The number of men exonerated in Dallas County in the last ten years ticked up to 32 this week, as two more men were cleared by DNA evidence.

State District Judge Susan Hawk exonerated James Curtis Williams and Raymond Jackson at a hearing Monday. The Dallas Observer‘s Leslie Minora, on hand for the hearing, wrote that Hawk “couldn’t find words strong enough for a suitable apology for what the men had faced.”

“I hope that you feel like justice was served for you today,” Judge Susan Hawk told the men at the hearing. “It’s heartbreaking and to say I’m sorry is not enough. But I hope you both have very full and happy lives. Congratulations.” Ten other members of the “ever-expanding brotherhood of Dallas County exonerees” were on hand for their hearing Monday, Minora reported.

According to the Associated Press, Jackson and Williams were convicted and received life sentences after faulty eyewitness account linked them to a November 1983 crime, where a woman was kidnapped from outside a Dallas bar, raped, shot, and left for dead. Both Jackson, who is 67, and Williams, who is 54, were recently paroled, but they continued to fight to clear their names.

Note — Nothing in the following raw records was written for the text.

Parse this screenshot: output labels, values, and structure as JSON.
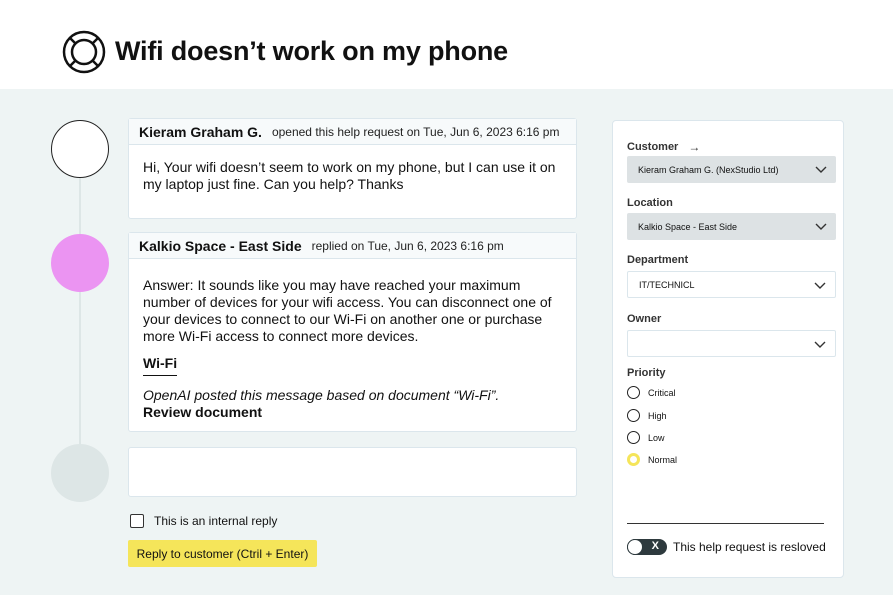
{
  "header": {
    "title": "Wifi doesn’t work on my phone",
    "icon": "lifebuoy-icon"
  },
  "thread": [
    {
      "author": "Kieram Graham G.",
      "meta": "opened this help request on Tue, Jun 6, 2023 6:16 pm",
      "body": "Hi, Your wifi doesn’t seem to work on my phone, but I can use it on my laptop just fine. Can you help? Thanks",
      "avatar_color": "#ffffff"
    },
    {
      "author": "Kalkio Space - East Side",
      "meta": "replied on Tue, Jun 6, 2023 6:16 pm",
      "body": "Answer: It sounds like you may have reached your maximum number of devices for your wifi access. You can disconnect one of your devices to connect to our Wi-Fi on another one or purchase more Wi-Fi access to connect more devices.",
      "doc_link": "Wi-Fi",
      "posted_note": "OpenAI posted this message based on document “Wi-Fi”.",
      "review_link": "Review document",
      "avatar_color": "#eb94f2"
    }
  ],
  "reply": {
    "internal_label": "This is an internal reply",
    "internal_checked": false,
    "button_label": "Reply to customer (Ctril + Enter)",
    "button_color": "#f5e55a"
  },
  "panel": {
    "customer": {
      "label": "Customer",
      "value": "Kieram Graham G. (NexStudio Ltd)"
    },
    "location": {
      "label": "Location",
      "value": "Kalkio Space - East Side"
    },
    "department": {
      "label": "Department",
      "value": "IT/TECHNICL"
    },
    "owner": {
      "label": "Owner",
      "value": ""
    },
    "priority": {
      "label": "Priority",
      "options": [
        "Critical",
        "High",
        "Low",
        "Normal"
      ],
      "selected": "Normal"
    },
    "resolved": {
      "label": "This help request is resloved",
      "toggle_text": "X",
      "on": false
    }
  }
}
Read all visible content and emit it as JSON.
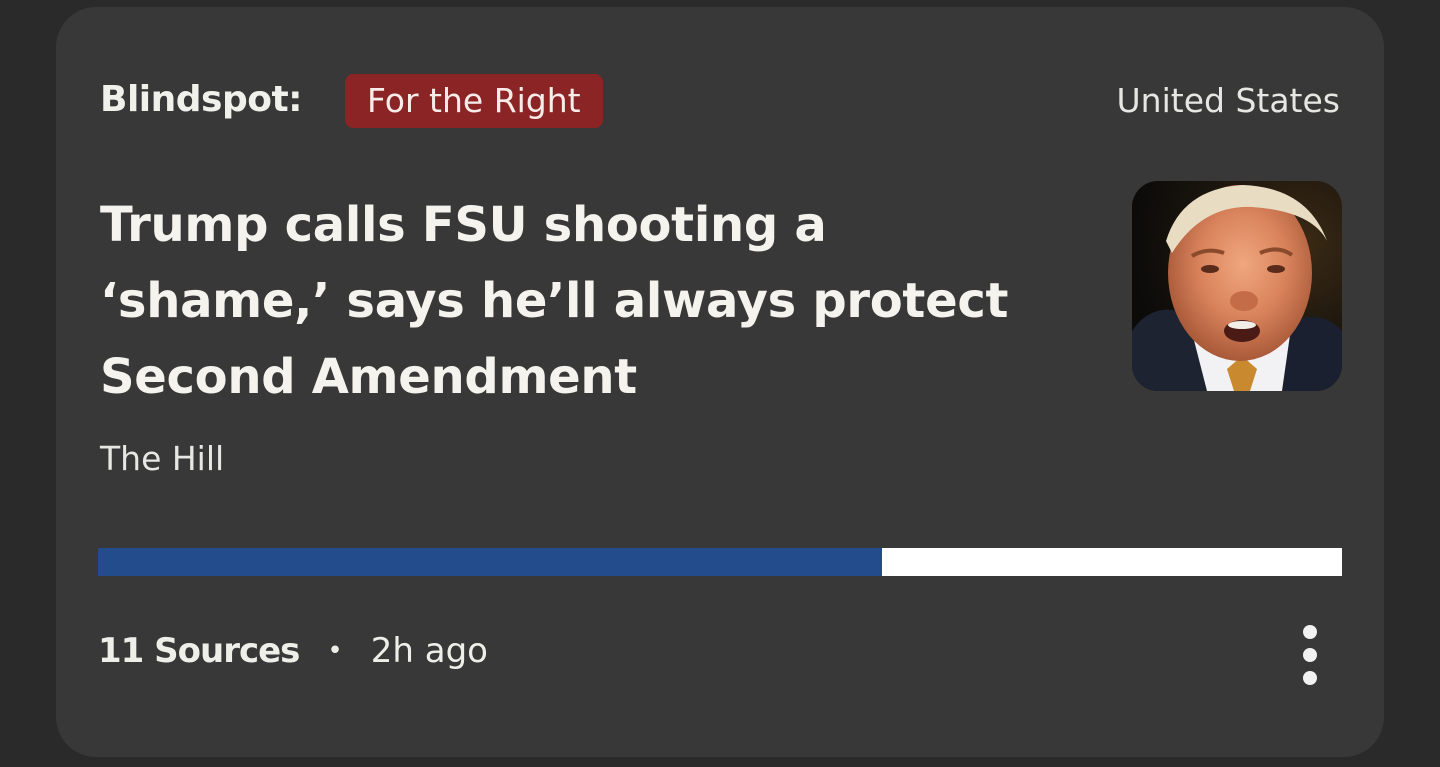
{
  "card": {
    "blindspot_label": "Blindspot:",
    "blindspot_tag": "For the Right",
    "region": "United States",
    "headline": "Trump calls FSU shooting a ‘shame,’ says he’ll always protect Second Amendment",
    "source_name": "The Hill",
    "thumbnail_icon": "news-photo-thumbnail",
    "bias": {
      "left_fraction": 0.63,
      "left_color": "#234c8c",
      "right_color": "#ffffff"
    },
    "footer": {
      "sources": "11 Sources",
      "separator": "•",
      "time": "2h ago"
    },
    "more_icon": "vertical-ellipsis-icon",
    "tag_color": "#8b2424"
  }
}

DNA found in a rape kit and on the woman’s clothing was recently tested, implicating two other men in the crime, the AP reported. Those men, Frederick Anderson and Marion Doll Sayles, soon will be tried with attempted capital murder.

A declaration of “actual innocence” from a judge or a prosecutor, or a pardon from the governor, is necessary for wrongfully convicted inmates to collect some $80,000 for every year they spent behind bars.